Regulating the Balance Between Health and Disease
In fact, the effects of many imprinted genes align well with the hypothesis that they play a balancing role in the evolutionary conflict between the competing interests of mother, father and child. However, not all imprinting phenomena can be explained by this theory. Thus, we still do not fully understand why the phenomenon of genomic imprinting exists. What we do know is that imprinting has medical relevance far beyond embryonic development, especially since around one percent of our genes are genomically imprinted. These genes are not evenly distributed across the genome; rather they are typically clustered around specific sites called imprinting control regions (ICRs). Many of these genes are involved in signaling pathways and metabolic processes that continue to influence health or disease in adulthood. For example, the loss of genomic imprinting of the IGF2 gene – meaning its unintended expression from both the paternal and maternal allele – has been linked to the development of colon cancer, glioblastomas and childhood kidney tumors (Wilms tumors). Conversely, excessive methylation (hypermethylation) of ICRs appears to contribute to the transformation of benign into malignant tumors in certain types of cancer. Imprinted genes are also particularly important for the development and function of the brain. Interestingly, imprinting patterns differ across brain regions, and differentiated neurological imprinting helps regulate social behavior. Disruptions in imprinting are likely involved in the development of both autism and epilepsy.

Can Experiences Be Inherited Epigenetically?

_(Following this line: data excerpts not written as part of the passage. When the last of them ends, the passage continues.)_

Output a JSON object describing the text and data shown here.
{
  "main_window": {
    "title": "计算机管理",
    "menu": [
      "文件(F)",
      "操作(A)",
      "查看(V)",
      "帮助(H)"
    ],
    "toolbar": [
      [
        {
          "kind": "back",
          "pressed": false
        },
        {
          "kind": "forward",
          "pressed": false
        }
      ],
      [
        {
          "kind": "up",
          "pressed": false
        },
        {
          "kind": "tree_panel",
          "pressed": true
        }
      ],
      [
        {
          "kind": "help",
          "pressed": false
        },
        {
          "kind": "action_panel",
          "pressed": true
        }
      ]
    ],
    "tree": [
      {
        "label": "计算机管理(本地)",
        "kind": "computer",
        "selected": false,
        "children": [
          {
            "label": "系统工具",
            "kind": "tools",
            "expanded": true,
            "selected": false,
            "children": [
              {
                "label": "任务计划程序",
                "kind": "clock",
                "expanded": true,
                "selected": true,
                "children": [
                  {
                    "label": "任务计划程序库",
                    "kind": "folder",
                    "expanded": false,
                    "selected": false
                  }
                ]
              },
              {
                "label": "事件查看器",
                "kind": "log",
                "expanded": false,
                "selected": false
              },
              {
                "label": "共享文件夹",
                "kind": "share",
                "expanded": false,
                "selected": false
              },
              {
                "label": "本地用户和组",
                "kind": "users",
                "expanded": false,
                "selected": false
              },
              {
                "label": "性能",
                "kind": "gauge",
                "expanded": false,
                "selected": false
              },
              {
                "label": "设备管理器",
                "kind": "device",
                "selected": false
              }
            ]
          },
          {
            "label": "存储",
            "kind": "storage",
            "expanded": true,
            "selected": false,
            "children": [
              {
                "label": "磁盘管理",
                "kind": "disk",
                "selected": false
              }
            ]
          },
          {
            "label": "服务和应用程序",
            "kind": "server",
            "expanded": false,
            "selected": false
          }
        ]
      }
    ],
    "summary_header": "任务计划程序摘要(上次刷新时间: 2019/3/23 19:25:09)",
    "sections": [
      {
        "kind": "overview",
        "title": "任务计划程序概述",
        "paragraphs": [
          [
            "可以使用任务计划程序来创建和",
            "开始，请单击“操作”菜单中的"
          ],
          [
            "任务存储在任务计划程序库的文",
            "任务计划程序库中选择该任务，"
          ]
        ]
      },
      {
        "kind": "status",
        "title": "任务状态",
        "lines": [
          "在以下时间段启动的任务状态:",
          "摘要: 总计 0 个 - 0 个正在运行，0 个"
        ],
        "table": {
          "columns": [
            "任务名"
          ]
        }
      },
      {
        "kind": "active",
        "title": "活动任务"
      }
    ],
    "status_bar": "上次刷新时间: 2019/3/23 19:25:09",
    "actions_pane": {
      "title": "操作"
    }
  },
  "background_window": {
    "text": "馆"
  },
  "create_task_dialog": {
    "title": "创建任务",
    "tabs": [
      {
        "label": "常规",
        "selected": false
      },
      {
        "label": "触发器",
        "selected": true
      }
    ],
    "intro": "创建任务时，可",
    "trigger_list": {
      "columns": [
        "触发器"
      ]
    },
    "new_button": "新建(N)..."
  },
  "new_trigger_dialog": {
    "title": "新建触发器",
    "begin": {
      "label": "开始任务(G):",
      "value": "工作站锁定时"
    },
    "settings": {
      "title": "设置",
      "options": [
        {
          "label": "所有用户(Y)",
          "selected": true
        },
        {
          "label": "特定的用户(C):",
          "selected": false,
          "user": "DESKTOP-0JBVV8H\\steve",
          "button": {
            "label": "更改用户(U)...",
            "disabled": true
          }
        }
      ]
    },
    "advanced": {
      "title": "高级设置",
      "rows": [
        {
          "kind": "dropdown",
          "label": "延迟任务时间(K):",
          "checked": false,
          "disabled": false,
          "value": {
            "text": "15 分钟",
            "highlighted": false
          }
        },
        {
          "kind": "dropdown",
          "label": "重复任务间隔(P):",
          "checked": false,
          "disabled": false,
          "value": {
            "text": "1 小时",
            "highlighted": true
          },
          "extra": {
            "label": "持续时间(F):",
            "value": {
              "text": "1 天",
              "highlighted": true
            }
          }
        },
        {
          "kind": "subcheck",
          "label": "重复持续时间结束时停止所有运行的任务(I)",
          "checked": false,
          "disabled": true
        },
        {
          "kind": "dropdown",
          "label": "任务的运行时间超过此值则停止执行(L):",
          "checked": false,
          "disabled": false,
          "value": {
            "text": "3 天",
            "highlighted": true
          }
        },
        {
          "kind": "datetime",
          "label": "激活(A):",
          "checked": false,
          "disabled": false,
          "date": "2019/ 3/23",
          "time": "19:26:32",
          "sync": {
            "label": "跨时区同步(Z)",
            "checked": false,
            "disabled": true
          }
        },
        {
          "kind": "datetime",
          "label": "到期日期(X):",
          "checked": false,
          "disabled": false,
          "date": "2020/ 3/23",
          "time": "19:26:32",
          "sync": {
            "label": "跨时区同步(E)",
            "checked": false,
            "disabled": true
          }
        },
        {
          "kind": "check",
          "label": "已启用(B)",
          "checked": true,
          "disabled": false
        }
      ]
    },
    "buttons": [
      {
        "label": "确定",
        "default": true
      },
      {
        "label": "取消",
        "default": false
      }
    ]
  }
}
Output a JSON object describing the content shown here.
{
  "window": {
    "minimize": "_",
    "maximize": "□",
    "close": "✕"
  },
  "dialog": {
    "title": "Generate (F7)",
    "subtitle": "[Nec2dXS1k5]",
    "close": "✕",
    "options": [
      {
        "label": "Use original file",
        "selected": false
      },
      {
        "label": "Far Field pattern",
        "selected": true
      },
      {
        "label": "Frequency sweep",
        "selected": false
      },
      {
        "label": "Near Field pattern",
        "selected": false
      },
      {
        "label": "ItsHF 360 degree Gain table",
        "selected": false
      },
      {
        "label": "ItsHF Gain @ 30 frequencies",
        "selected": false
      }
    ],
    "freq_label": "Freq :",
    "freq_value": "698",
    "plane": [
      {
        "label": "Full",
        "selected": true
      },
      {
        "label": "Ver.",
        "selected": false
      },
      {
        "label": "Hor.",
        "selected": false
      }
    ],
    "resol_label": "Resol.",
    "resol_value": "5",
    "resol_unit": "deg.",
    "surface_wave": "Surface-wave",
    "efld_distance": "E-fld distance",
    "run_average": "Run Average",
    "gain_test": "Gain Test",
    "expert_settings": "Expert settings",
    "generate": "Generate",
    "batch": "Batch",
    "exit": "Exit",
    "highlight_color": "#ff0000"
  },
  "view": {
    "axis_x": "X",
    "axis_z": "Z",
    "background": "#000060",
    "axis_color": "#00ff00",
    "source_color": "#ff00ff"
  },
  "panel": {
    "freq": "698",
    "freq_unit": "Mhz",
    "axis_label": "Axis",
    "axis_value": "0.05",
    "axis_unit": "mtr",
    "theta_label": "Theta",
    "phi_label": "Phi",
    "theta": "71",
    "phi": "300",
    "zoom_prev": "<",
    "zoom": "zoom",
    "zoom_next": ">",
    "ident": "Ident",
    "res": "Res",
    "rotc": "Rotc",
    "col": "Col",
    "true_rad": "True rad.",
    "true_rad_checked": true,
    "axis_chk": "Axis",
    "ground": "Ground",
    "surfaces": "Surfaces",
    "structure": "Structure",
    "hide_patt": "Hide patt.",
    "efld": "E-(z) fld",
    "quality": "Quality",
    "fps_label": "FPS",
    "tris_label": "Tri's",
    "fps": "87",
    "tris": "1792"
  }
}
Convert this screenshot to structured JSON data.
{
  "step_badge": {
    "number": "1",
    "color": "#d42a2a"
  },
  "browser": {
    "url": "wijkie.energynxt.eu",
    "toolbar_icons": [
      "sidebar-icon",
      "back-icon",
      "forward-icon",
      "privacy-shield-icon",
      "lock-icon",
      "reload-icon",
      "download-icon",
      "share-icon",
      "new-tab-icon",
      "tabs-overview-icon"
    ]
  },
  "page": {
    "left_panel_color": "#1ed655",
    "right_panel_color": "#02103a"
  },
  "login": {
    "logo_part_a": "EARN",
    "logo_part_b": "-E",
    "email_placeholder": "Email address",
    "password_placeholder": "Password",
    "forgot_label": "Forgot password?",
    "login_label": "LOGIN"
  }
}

The discovery of genomic imprinting opened the door to the field of epigenetics – but epigenetics encompasses much more than just imprinting. Epigenetic DNA methylation and histone modifications are essential markers for cell differentiation, supplementing its genetically encoded transcriptional regulators. A liver cell, for example, reads different parts of the genetic information to make its essential proteins than does a muscle cell. Every cell type must develop up a kind of memory of what it is and which gene expression pattern defines its identity. In humans, these methylation patterns are mostly but not entirely erased twice during life. The first time occurs just before the embryo, which has just been created from two germ cells, implants in the uterus. At this stage, the germ cell program must be rewritten into a somatic cell program, which follows a different epigenetic pattern. The second time happens about two weeks later, when the somatic cells of the developing embryo begin to form the precursors of its first egg or sperm cells. These must then reacquire the germ line program. The imprinted genes survive the first wave of demethylation intact, resulting in one allele (either maternal or paternal) being active and the other being silenced in somatic cells. These imprints remain in the somatic cells of each person for life. However, during the second wave of demethylation – the reprogramming from somatic to germ cells – the imprinting marks are also erased and reestablished according to sex. This ensures that males can transmit only paternal imprints and females can transmit only maternal ones. The question of whether experiences – whether psychological, such as trauma, or biological, such as malnutrition – can change a parent's methylation patterns before conception in a way that alters the child's epigenome remains controversial. Scientists generally view the evidence for this theory in humans and other mammals as weak. Nevertheless, it remains a popular notion.